OUR daughter’s middle name is Fairlie. She was named after a close friend who has that forename and we think it’s beautiful if unusual.
But why on earth would you give your child a number for a name? Like Seven? Like the Beckhams have?
You wonder what motivates so many celebrities to saddle their offspring with names like Pixie, Dweezil, Q or Petal Blossom Rainbow.
I may have been a simple schoolboy striding purposelessly towards obscurity but, years ago, when I sat anxiously in classrooms, I was grateful to be called Ed (and Perkins) knowing that my name was unlikely to be the first to come into the teacher’s head when looking to check on how thoroughly we’d done our homework.
In those days, the boy with the most obscure name in my class was Albert who, consequently caught a lot of the teachers’ grillings.
And I look back with relief at the fact that my parents did not baptise me with a nutty name like Bogbrush, Beetroot or Millipede.
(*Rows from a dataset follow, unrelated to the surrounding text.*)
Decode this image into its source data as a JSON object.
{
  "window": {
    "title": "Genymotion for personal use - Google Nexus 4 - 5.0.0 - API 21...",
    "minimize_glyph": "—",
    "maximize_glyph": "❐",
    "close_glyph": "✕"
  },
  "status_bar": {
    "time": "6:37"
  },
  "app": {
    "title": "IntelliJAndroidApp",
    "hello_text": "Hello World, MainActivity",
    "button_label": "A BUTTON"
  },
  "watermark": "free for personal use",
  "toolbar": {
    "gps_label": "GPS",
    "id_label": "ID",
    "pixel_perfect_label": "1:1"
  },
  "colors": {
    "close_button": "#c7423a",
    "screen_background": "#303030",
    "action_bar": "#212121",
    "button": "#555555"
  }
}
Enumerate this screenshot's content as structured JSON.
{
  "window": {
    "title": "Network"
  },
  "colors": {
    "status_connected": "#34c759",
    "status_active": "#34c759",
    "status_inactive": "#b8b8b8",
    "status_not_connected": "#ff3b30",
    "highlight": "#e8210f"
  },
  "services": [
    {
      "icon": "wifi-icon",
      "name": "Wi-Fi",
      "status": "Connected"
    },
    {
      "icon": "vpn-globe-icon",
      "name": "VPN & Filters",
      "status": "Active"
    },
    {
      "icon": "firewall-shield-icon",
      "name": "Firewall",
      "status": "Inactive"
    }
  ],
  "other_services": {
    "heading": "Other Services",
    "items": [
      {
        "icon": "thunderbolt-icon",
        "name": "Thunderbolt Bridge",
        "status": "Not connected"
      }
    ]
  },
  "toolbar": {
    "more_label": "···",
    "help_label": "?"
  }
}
Or, perish the thought, Nuts. That said, I have a grudging admiration for the imaginations of celebrity parents who pluck out names like Apple, Daisy Boo and Sailor for their unsuspecting offspring.
As an admirer of Harper Lee’s To Kill a Mock- ingbird, I have no issue with the Beckhams giving their new baby the slightly bizarre name of Harper. But to burden her with Seven as her middle name is surely ridiculous.
In years to come, will they call her in from the garden when it’s her bedtime by shouting: “Come in Number Seven… your time is up”?
If they do, by the time she’s a teenager, their own names will be Mud.